Idir, qui était très attendu, entre enfin en scène, salué par de chaleureux applaudissements. L’artiste présente alors brièvement son programme « Le temps d’une soirée, nous allons vous montrer l’une des cultures principales de l’Afrique du nord, la culture berbère ». Il entame alors son concert avec des chansons nostalgiques.
Idir saisit l’occasion des intermèdes pour expliquer la mythologie et les thématiques de ses chansons et poésies. Il chante la tolérance et la lutte contre toutes les formes d’extrémismes.
Changeant de mélodies, il allie musique douce et rythmée. Il transporte son public captivé dans les hautes montagnes de sa Kabylie natale. Idir rend hommage à son défunt ami assassiné en juin 1998, l’artiste engagé Matoub Lounès à qui il dédie une chanson.

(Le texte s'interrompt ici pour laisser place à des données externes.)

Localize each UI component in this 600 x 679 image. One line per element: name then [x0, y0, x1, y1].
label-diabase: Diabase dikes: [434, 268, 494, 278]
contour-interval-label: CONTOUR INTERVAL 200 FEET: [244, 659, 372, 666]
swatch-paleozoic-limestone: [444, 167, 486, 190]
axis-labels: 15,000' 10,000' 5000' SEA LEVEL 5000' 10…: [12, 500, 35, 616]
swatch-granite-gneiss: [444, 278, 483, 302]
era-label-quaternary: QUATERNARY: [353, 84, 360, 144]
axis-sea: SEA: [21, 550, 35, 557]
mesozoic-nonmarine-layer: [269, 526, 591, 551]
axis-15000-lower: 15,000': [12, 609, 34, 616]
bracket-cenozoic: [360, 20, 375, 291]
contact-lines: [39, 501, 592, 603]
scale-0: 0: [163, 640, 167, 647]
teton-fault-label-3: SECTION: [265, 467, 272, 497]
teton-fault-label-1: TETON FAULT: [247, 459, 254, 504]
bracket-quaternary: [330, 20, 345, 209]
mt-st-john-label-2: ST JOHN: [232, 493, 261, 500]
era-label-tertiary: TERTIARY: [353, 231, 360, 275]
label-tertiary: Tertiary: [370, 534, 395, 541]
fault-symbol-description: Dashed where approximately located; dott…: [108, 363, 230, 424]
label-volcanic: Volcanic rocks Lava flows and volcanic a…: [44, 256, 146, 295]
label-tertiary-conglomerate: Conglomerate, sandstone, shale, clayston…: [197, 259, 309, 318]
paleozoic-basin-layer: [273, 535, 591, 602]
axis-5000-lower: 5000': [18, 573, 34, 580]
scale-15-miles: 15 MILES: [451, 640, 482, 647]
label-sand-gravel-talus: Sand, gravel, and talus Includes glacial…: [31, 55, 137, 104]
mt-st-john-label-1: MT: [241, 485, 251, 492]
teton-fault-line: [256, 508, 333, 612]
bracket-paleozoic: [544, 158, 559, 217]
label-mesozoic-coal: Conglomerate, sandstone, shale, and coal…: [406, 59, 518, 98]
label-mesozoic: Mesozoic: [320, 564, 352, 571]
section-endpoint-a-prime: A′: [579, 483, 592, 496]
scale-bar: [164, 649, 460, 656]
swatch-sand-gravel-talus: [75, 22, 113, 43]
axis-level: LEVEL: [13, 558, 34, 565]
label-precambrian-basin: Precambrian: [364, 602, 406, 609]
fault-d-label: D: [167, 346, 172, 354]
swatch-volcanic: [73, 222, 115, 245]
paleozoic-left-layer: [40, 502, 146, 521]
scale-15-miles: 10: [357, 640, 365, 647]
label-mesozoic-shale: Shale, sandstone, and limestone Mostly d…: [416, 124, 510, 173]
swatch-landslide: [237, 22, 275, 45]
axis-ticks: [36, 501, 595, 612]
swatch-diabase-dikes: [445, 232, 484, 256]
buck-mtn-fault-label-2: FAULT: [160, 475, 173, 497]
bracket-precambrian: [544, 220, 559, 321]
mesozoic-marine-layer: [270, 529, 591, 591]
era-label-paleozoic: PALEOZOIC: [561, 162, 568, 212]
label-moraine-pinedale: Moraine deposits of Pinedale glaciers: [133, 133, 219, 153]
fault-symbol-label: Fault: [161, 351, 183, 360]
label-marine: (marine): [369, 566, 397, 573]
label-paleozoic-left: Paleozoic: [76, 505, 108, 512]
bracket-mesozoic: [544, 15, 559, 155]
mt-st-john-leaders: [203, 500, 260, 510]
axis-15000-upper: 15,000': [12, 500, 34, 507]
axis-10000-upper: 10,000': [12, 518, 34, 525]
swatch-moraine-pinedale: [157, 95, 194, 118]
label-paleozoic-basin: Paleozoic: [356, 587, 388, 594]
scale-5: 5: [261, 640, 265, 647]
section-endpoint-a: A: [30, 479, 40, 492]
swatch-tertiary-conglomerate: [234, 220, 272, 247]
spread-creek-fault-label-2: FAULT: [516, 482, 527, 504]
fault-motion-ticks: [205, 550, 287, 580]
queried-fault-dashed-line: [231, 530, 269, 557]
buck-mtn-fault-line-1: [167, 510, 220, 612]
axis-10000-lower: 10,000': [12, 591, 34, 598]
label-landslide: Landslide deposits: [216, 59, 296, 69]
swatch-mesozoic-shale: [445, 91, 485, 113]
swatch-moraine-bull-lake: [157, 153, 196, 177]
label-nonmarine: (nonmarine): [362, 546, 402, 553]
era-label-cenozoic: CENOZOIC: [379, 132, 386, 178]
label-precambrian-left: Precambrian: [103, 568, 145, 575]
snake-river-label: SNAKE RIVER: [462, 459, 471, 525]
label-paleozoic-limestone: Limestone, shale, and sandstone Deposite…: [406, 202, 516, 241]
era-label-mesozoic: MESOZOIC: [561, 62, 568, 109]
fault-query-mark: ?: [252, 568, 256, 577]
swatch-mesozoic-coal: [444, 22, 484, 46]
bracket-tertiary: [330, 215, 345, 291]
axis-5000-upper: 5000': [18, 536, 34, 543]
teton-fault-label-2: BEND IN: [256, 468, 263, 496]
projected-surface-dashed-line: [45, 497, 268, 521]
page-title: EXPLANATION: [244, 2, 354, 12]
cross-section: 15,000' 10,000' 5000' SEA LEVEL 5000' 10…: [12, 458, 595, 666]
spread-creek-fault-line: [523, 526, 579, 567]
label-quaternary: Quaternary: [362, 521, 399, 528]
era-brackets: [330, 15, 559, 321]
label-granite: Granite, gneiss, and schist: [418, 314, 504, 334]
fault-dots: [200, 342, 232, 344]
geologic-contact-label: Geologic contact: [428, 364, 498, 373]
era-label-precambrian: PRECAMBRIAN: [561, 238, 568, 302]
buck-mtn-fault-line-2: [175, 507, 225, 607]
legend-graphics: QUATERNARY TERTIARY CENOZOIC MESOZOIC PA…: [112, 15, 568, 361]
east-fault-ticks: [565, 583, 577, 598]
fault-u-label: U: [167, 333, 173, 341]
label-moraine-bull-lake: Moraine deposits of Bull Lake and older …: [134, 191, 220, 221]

Son programme inscrit aussi deux duos avec le bagad de Lorient et avec le Trio Empreintes. Les instruments bretons alliés aux sonorités berbères ainsi qu’une osmose des voix. Cela a surtout incité le public à déserter les sièges pour mieux se sentir sur la piste.
L’espace d’une soirée, l’art d’Idir a été le lieu d’un dialogue entre les Bretons et les Berbères.